There has been a large amount of recent interest in models involving new states with masses close to the proton and neutron; strong motivations come from the neutron lifetime anomaly and dark matter. While the proton (and ${}^9\mathrm{Be}$) lifetime has long been appreciated as a constraint on models of new physics, the fact that neutral hydrogen can decay in such scenarios has not received as much attention. The typical final state for hydrogen decay in such a model is fully invisible which makes it difficult to test. We have shown in this letter that nontrivial constraints can arise from the subdominant radiative decay mode where a photon is also emitted when comparing against data collected at Borexino. This could provide a direct test of scenarios where the neutron mixes with a dark state without the nuclear physics complications that have to be confronted when searching for it in the decay of heavier nuclei, such as ${}^{11}\mathrm{Be}$ [25,39,40].

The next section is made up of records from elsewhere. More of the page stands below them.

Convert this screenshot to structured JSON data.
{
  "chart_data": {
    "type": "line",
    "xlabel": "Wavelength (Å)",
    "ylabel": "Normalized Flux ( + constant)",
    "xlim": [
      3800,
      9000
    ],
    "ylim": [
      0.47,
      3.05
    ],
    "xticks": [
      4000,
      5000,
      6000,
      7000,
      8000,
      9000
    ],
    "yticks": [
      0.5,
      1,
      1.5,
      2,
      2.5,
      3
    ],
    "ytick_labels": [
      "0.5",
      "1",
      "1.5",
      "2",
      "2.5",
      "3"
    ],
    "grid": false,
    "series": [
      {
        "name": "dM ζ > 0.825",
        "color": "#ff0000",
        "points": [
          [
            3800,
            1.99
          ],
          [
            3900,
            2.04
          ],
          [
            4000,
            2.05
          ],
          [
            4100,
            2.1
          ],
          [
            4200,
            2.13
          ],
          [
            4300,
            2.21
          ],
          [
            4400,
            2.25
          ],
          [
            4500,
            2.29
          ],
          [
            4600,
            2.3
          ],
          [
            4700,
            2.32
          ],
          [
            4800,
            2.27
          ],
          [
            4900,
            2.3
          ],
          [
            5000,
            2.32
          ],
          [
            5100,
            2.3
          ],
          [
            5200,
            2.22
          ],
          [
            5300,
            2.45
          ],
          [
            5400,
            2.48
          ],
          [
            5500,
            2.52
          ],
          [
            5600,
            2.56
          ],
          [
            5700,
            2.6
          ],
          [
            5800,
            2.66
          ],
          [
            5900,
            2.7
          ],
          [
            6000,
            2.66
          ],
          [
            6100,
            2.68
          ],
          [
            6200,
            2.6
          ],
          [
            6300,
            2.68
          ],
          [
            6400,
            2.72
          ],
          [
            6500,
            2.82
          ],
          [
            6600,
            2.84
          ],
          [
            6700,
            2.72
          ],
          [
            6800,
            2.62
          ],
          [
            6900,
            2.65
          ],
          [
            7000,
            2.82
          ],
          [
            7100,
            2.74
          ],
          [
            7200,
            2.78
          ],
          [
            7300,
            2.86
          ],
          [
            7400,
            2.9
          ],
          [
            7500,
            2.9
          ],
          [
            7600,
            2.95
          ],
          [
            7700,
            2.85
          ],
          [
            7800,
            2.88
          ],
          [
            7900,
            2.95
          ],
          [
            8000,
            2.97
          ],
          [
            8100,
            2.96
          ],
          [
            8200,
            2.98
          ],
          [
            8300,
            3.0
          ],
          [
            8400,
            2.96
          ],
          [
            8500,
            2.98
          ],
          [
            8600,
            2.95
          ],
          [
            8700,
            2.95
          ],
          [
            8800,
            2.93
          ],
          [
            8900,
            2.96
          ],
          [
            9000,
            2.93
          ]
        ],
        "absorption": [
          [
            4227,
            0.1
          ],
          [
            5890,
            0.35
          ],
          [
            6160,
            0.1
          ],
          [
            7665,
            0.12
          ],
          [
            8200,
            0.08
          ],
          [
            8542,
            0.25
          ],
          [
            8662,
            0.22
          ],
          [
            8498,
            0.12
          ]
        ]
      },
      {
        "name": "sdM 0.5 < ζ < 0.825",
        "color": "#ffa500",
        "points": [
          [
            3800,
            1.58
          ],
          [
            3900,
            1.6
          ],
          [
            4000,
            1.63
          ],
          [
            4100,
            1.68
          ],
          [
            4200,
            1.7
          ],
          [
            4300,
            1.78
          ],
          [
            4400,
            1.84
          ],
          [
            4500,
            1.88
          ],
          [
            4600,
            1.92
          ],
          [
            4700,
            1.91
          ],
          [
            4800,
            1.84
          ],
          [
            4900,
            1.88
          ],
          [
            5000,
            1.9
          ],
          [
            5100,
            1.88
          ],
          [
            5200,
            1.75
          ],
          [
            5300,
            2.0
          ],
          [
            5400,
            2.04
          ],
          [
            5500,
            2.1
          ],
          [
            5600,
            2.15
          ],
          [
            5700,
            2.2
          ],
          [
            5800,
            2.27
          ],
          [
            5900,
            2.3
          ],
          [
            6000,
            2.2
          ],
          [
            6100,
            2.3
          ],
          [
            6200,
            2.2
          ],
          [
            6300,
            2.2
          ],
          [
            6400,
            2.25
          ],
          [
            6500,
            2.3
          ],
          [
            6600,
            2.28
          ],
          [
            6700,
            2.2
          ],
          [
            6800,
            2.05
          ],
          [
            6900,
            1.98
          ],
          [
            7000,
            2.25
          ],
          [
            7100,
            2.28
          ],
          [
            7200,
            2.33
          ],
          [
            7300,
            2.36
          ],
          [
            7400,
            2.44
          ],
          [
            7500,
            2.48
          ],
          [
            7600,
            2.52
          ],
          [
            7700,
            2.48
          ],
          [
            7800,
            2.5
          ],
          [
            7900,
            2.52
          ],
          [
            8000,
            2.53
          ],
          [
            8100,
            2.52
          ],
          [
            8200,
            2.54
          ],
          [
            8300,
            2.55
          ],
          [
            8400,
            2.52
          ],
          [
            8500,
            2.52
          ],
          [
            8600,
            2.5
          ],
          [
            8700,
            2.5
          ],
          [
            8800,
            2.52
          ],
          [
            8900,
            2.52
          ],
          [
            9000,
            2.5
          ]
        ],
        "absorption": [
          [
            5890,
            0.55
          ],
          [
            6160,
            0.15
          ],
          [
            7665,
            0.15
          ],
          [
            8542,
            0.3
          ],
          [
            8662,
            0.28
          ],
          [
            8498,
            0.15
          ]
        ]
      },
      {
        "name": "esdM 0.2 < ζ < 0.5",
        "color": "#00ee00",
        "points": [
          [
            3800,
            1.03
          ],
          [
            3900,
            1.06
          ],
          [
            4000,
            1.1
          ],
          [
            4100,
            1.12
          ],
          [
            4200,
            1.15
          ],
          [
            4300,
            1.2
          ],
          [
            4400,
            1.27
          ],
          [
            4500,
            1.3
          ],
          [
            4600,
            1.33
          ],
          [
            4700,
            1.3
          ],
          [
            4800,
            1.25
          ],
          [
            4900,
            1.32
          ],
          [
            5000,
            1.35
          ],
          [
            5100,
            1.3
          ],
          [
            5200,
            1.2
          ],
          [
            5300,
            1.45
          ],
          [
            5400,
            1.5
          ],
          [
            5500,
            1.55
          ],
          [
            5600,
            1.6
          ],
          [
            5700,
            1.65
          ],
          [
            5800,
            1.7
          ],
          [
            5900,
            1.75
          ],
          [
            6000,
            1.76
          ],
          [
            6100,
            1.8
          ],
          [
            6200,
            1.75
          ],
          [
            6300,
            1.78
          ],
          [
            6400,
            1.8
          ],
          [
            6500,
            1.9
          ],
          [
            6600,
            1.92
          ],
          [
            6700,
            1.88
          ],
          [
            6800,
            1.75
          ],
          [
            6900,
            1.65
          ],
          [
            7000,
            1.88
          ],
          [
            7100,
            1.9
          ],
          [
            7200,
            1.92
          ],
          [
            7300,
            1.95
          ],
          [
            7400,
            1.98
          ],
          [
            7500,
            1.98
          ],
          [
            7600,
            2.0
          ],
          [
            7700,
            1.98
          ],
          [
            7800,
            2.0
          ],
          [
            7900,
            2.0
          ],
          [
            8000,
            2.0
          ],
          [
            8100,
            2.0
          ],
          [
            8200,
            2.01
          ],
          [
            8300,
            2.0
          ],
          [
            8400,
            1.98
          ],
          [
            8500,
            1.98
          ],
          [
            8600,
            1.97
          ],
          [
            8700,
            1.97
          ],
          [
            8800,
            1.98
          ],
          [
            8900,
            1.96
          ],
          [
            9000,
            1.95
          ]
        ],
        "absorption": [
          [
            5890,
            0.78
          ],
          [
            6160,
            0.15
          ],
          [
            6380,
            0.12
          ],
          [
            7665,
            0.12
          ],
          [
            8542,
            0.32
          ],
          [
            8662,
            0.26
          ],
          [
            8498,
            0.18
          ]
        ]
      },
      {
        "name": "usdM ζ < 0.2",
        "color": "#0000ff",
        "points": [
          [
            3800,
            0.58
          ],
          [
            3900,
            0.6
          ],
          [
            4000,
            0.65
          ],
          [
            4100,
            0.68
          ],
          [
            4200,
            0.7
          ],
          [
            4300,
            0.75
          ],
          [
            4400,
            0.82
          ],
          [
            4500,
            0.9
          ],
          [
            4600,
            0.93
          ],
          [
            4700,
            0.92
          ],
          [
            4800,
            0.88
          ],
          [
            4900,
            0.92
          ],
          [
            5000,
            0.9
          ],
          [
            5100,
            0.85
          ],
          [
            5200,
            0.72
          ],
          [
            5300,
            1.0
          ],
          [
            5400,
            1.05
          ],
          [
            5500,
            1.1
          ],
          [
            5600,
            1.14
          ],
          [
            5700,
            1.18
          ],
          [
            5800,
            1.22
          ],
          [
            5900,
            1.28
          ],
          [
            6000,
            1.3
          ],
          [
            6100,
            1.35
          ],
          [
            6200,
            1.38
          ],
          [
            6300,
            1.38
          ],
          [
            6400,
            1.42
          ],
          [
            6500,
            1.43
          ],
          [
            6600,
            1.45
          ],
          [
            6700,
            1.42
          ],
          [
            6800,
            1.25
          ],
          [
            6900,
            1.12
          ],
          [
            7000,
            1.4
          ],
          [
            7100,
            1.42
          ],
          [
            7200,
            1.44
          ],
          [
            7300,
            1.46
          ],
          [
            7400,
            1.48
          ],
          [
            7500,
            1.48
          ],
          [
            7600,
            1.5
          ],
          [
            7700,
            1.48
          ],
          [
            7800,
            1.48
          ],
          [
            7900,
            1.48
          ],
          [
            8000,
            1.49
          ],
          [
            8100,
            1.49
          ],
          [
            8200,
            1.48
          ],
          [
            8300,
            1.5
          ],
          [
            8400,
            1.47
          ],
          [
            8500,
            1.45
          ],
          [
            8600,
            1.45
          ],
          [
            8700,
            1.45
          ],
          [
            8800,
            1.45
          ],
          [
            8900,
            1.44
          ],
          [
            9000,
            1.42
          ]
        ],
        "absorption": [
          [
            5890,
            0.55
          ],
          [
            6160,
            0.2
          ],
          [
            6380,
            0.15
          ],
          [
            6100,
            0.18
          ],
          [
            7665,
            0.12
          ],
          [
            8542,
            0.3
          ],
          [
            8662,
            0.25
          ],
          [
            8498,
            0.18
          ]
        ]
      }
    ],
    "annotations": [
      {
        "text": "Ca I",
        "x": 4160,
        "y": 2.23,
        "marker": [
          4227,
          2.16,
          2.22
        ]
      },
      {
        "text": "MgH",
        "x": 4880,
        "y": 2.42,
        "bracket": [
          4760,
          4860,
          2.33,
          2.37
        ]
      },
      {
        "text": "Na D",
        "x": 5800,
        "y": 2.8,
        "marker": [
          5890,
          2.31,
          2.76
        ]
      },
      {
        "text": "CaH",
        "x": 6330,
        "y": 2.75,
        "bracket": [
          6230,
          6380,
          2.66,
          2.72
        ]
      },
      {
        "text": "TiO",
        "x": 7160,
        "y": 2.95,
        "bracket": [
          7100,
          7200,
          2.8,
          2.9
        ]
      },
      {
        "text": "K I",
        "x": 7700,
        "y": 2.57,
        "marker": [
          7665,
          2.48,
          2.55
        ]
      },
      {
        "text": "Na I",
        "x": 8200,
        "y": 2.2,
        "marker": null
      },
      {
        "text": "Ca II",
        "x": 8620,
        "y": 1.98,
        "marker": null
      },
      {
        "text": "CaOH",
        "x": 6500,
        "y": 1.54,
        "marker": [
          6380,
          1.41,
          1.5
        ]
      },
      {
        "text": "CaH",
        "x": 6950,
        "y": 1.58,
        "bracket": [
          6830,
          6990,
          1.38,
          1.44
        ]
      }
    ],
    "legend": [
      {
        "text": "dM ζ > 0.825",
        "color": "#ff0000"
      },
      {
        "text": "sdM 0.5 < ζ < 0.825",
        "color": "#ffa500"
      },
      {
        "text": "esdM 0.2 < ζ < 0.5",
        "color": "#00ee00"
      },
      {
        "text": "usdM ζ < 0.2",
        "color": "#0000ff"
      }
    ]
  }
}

In addition, we have also shown limits on more general models, the toy model in Equation (1) and dimension-6 EFT in Equation (8), that can give rise to the decay of hydrogen. In the former, the constraints are quite strong since the leading decay mode involves a photon, while in the latter, the limits are comparable to those in the neutron-mixing model since the radiative mode occurs with branching fraction $\mathcal{O}(\alpha /4\pi )$. In all cases, the limits on the $\mathrm{H}$ lifetime attained here are far stronger than those that come from cosmological observations. It would be worthwhile to estimate the limits on ${\tau }_{\mathrm{H}}$ that could be extracted at future experiments, possibly with other organic scintillators or by doping sensitive detectors with hydrogen-containing compounds.

It is amusing that the stability of the proton and atomic hydrogen can be decoupled from one another. The Borexino bounds that we have derived set important constraints for models that are motivated to explain the neutron lifetime anomaly and explain the existence of dark matter. Furthermore, beyond these particular applications, it is interesting on general grounds to quantitatively address the stability of neutral hydrogen itself, which is, after all, the dominant form of atomic matter in our universe.